Markets
There was no really dominant theme to guide broader trading yesterday. Even as the US shutdown has halted it still will take time for markets to be able to rely on (timely & accurate) official data. In this respect the time of flying blind isn’t really over yet. On FI markets, yield changes in US Treasuries and EMU/German bonds were limited. US yields changed between +0.4 bps (2-y) and -1.2% bps (30-y). With less than 50% of a December rate cut discounted and comments from Fed members still showing elevated disagreement, there is little incentive for markets to push in either direction. EMU/German yields also changed by less than 1 bp across the curve. The EC autumn economic forecasts expecting EMU economic growth at 1.3%-1.2%-1.4% over 2025-2026-2027 and inflation holding near 2% only confirmed that there is little reason to expect additional ECB easing in the foreseeable future. The 2-y EMU swap yield at 2.20% closed at the highest level since end March. The 10-y swap at 2.75% even nears the mid-March top. At least for now, the adagio ‘no news, is good news’ for risk sentiment doesn’t work anymore. Both US and EMU equity indices struggle to avoid a break below first relevant support levels. For the S&P 500 a break below 6631/6550 and of the EuroStoxx a break below 5554/5487, would signal some cracks in the broader picture. Will tomorrow’s Nvidia results be able to bring some clarity? At least of now, low visibility on the pace on further Fed easing probably also prevents the dollar from fully taking up its safe haven role. DXY yesterday regained some ground (close 99.59) but firmly holds with recent short-term range (99.00/100.36). Similar picture for EUR/USD (close 1.1592).
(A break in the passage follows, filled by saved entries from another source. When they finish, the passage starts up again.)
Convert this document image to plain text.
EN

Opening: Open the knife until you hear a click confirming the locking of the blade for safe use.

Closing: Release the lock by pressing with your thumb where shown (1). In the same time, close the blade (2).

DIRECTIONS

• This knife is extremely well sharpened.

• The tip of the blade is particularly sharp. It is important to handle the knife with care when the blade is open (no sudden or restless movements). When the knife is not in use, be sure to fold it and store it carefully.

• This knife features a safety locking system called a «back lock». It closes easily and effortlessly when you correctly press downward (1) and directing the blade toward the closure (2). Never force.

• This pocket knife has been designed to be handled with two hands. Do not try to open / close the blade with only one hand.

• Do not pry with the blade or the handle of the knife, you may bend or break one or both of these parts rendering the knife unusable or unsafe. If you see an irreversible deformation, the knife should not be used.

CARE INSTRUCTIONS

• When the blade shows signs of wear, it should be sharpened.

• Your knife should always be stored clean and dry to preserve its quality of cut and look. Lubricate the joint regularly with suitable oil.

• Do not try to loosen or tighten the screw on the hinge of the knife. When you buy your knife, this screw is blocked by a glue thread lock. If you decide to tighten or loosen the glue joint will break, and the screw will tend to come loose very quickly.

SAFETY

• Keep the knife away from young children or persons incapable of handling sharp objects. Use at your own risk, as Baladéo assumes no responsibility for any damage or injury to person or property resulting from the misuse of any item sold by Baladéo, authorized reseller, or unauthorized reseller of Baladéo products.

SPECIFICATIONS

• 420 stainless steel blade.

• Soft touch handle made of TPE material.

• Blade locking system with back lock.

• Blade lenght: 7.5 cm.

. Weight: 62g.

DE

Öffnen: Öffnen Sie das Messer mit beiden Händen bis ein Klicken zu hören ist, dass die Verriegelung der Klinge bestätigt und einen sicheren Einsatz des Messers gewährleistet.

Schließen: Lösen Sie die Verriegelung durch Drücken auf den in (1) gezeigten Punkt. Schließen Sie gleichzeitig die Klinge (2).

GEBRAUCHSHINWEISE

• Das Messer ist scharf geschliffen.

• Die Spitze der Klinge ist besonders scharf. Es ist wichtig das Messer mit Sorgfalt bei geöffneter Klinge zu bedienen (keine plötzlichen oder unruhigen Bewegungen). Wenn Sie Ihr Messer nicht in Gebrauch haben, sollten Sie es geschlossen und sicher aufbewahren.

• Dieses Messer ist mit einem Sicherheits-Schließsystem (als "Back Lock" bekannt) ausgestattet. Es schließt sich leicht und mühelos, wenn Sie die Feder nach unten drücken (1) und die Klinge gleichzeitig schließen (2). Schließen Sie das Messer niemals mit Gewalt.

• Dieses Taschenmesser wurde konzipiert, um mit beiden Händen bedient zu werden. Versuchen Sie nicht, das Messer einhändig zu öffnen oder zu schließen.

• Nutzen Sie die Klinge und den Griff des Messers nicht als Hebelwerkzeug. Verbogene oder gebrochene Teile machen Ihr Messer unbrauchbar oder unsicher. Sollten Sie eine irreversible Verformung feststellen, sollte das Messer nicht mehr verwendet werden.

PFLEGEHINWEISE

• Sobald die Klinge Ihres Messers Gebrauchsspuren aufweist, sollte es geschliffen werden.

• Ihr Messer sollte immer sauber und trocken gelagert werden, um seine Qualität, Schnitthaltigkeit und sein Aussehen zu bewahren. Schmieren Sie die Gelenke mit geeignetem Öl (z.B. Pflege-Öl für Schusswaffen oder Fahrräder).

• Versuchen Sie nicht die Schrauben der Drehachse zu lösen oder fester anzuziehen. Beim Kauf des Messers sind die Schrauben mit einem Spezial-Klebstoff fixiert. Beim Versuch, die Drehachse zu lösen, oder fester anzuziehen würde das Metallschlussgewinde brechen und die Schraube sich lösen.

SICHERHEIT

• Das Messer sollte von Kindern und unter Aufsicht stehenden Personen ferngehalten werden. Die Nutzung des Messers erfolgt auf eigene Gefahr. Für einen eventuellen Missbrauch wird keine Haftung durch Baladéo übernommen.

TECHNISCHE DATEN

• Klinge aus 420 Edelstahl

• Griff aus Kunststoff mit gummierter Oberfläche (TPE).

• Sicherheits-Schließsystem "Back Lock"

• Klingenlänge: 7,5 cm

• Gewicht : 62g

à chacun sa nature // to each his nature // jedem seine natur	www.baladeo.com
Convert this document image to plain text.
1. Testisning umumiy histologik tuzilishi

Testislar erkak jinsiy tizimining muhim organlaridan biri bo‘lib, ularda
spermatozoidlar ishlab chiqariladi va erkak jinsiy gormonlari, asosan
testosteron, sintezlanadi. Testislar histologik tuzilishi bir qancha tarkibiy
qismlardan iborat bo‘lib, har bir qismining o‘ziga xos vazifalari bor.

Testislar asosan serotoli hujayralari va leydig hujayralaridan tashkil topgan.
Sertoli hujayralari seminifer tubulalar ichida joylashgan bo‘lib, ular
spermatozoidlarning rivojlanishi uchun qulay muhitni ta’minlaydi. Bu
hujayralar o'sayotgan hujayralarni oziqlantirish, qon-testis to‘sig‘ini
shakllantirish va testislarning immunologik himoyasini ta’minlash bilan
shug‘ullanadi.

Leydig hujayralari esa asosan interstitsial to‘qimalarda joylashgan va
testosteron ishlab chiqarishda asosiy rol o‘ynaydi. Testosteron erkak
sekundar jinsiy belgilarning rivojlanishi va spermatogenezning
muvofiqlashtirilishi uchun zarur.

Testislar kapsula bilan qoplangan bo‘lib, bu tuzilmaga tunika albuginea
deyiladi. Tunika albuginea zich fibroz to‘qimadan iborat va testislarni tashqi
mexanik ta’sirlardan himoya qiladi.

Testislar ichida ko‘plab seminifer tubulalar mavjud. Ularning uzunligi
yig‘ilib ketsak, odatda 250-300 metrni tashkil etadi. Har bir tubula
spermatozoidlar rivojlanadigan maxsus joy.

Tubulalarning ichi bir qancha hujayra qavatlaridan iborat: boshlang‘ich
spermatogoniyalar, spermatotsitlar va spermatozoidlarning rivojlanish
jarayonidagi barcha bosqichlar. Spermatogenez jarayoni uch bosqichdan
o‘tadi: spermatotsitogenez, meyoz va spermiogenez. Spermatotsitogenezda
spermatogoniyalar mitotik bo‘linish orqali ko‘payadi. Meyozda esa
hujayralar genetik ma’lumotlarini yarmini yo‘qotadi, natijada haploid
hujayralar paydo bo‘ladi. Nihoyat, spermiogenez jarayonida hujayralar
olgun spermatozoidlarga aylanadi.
The yen still underperformed (USD/JPY 155) as markets ponder the impact of a stimulative policy, both for the currency as for Japanese bond markets, with ultra-long yields (30-, 40- and especially 20-y) nearing/touching record levels. Last week’s sell-off in UK Gilts eased yesterday ‘eased’, and sterling temporarily settled just north of the 0.88 barrier. Even so, with the budget debate still ongoing and risk sentiment fragile, sterling is likely to stay in the defensive.
Sentiment in Asia remains outright risk-off this morning (e.g. Nikkei -3.25%). At the same time, a further rise in Japanese LT yields (e.g. 40-y at 3.75%; +6.5 bps and testing the May top, 20-y at record 2.8%) illustrates that the theme of fiscal sustainability remains at work. To some extent, it probably also prevents (core) bonds to fully play any safe haven role. We continue to keep a close eye at the ultra-long end of the curve as a further rise in yields even might be an additional negative for broader risk sentiment. For now, the dollar hardly profits from the deterioration in risk sentiment, probably also as the uncertainty on the valuation especially in US tech stocks is one of the sources of overall market uncertainty. For now, the likes of EUR/USD might hold to recent ranges (1.15-1.17). Or will the weekly ADP payrolls data unlock this stalemate?
News & Views
A group of lawmakers in Japan’s ruling Liberal Democratic Party, oddly called “the Responsible and Expansionary Fiscal Policy Caucus”, pushed prime minister Takaichi to come up with an extra budget that is significantly larger than what has been floated recently. Local media over the weekend reported that Takaichi’s promised package could total around JPY 17tn, or +/- 3% of GDP. The Caucus, however, argues its size should be way higher, to the tune of JPY 25tn. That would be the biggest in 20 years, excluding the pandemic period between 2020-2022. The group in its proposal shrugged off any of the market concerns about fiscal sustainability or rising bond yields, calling them “excessive and unsupported by data or global consensus”. The long end of the Japanese yield curve in any case again significantly underperforms, with yields at the 40-yr bucket adding 7 bps and now trading less than 2 bps away from its May record high.
PM Carney of Canadia narrowly won an important vote on the budget yesterday. His proposal secured the slimmest of majorities in a 170-168 vote after a handful of opposition members abstained and the Green Party leader voted in favour. Carney’s Liberal Party fell short of winning a majority of the 343 seats in the House of Commons in April’s election. Had the vote failed, Canada was headed for its second election in less than a year. The budget can now proceed and more votes are to come. But Monday’s result indicates that it will eventually be approved. Carney’s proposal foresees an extra C$ 167.3bn in total deficits over five years and seeks amongst others to cushion the blow from US tariffs, raise defense spending and fund housing programs.